The Importance of Routine Psychometric Testing for Mild Cognitive Impairment in Geriatric Populations
The National Institute on Aging and Alzheimer’s Association (NIA-AA) defines Alzheimer’s Disease (AD) as a progressive disease with three stages, an asymptomatic pre-clinical stage, mild cognitive impairment (MCI), and Alzheimer’s dementia. In AD, there is an accumulation of β-amyloid protein at neuronal synapses, eventually leading to synaptic failure and neuronal death. Intracellularly, tau proteins accumulate which inhibit the transport of nutrients and other essential molecules, hastening the process the cell death. Initially the patient is able to compensate for the neuronal changes and shows no cognitive decline. Eventually, basic bodily functions such as swallowing are impaired. Patients will ultimately become bed-ridden, and will typically die from external factors such as pneumonia and infected pressure ulcers. The time of disease progression is highly variable among individuals.
MCI is an intermediate stage between the cognitive decline of normal aging and dementia. MCI will often, but not always, progress to dementia. Causes of MCI include neurodegenerative disease, medications, depression, vascular problems, and other disease processes. The cognitive deficit of MCI may not interfere with a patient’s ability to function independently. Patients will often attribute the subtle symptoms to aging or stress. The revised Mayo Clinic Criteria classifies MCI into two categories, amnestic MCI (a-MCI) and non-amnestic MCI (na-MCI). a-MCI primarily effects episodic memory, and na-MCI primarily effects language, decision-making, judgement, time-perception, or visuospatial abilities. Studies show up to 70% of those with a-MCI will develop Alzheimer’s, while other variants will develop dementia of other causes. The conversion rate from MCI to AD is estimated to be 15% per year. Those who revert back to a normal cognitive state, have an increased risk for entering MCI again, and for developing dementia. In a 2015 study of 1449 cognitively normal subjects, aged 70 to 89, in Olmsted County, Minnesota, 401 or 27.7% developed MCI. Although there are no medications currently approved for MCI, there is some evidence that cognitive training, aerobic exercise, dietary modifications, and nutritional supplementation may improve cognitive functioning.

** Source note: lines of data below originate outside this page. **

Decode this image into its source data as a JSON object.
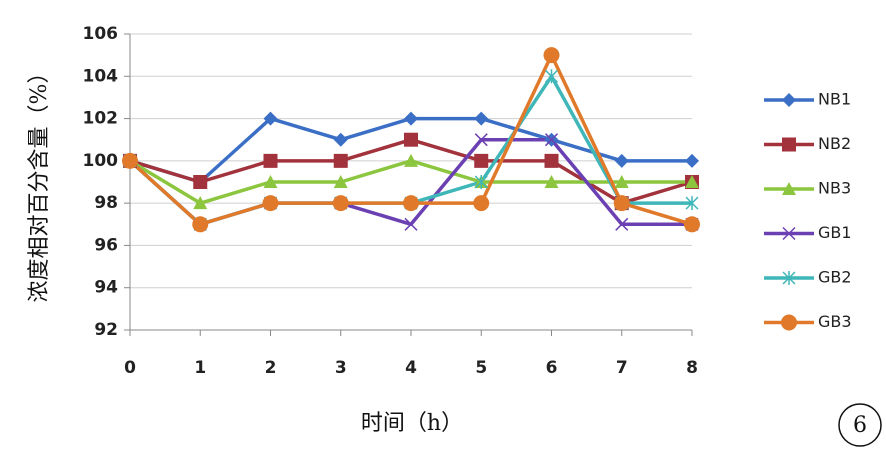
{
  "chart_data": {
    "type": "line",
    "y_label": "浓度相对百分含量（%）",
    "x_label": "时间（h）",
    "annotation": "6",
    "x": [
      0,
      1,
      2,
      3,
      4,
      5,
      6,
      7,
      8
    ],
    "xlim": [
      0,
      8
    ],
    "xticks": [
      0,
      1,
      2,
      3,
      4,
      5,
      6,
      7,
      8
    ],
    "ylim": [
      92,
      106
    ],
    "yticks": [
      92,
      94,
      96,
      98,
      100,
      102,
      104,
      106
    ],
    "grid": true,
    "legend": "right",
    "series": [
      {
        "name": "NB1",
        "color": "#3b6fc6",
        "marker": "diamond",
        "values": [
          100,
          99,
          102,
          101,
          102,
          102,
          101,
          100,
          100
        ]
      },
      {
        "name": "NB2",
        "color": "#a2323c",
        "marker": "square",
        "values": [
          100,
          99,
          100,
          100,
          101,
          100,
          100,
          98,
          99
        ]
      },
      {
        "name": "NB3",
        "color": "#8cc63f",
        "marker": "triangle",
        "values": [
          100,
          98,
          99,
          99,
          100,
          99,
          99,
          99,
          99
        ]
      },
      {
        "name": "GB1",
        "color": "#6b40b2",
        "marker": "x",
        "values": [
          100,
          97,
          98,
          98,
          97,
          101,
          101,
          97,
          97
        ]
      },
      {
        "name": "GB2",
        "color": "#3fb6b8",
        "marker": "star",
        "values": [
          100,
          97,
          98,
          98,
          98,
          99,
          104,
          98,
          98
        ]
      },
      {
        "name": "GB3",
        "color": "#e07a2a",
        "marker": "circle",
        "values": [
          100,
          97,
          98,
          98,
          98,
          98,
          105,
          98,
          97
        ]
      }
    ]
  }
}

In the research field, early MCI detection is crucial to study interventions that delay progression. In a clinical setting, early MCI detection is important because it allows physicians to rule out any non-AD causes, consider non-pharmacological intervention, and explore participation in clinical research trials with the patient. Patients and their families also benefit from identification of MCI as they can make future preparations while the patient is in a capable cognitive state.
Assessing the progression from MCI to Alzheimer’s dementia requires routine psychometric assessments. The use of formal psychometric testing by primary care practitioners for diagnosing dementia was estimated to be only 58%, with the main reported barrier being lack of time. Furthermore, commonly employed psychometric tools such as the Alzheimer’s Disease Assessment Scale (ADAS-cog) and Mini-Mental Status Exam (MMSE) are useful in monitoring AD progression, but lack sensitivity for MCI. The Clinical Dementia Rating Scale (CDR) was one of the first assessment tools that showed sensitivity for MCI, assessing daily functional activity, interviewing both patient and a caregiver. Unfortunately, the CDR is primarily subjective and has a long administration time.

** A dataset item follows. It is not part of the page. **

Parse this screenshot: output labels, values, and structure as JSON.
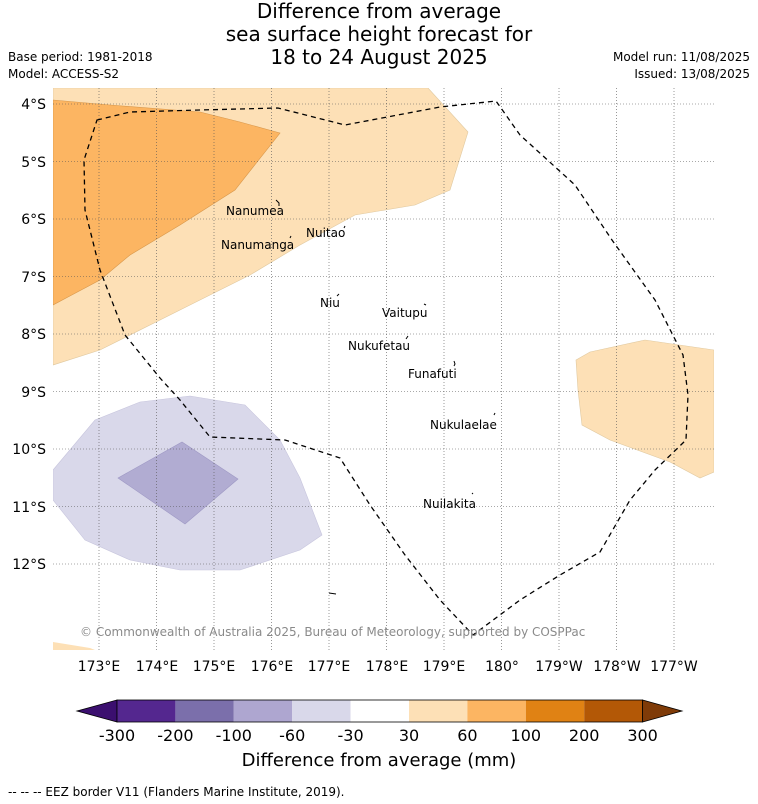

The Montreal Cognitive Assessment (MoCA) is a psychometric tool developed by Dr. Z Nasreddine. The scale specifies parameters for normal controls, MCI, and AD, and estimates up to 90% specificity for MCI. Recent date indicates a statistically significant correlation with existing scales in terms of total score and individual parameters. The administration time for the MoCA is less that 10 minutes. It currently does not require any specific training or certification for administration, but does require an expert in the cognitive field to interpret the results. The ease of administration, accuracy, and sensitivity for both MCI and AD allows the MoCA to serve as a routine cognitive assessment by health care providers.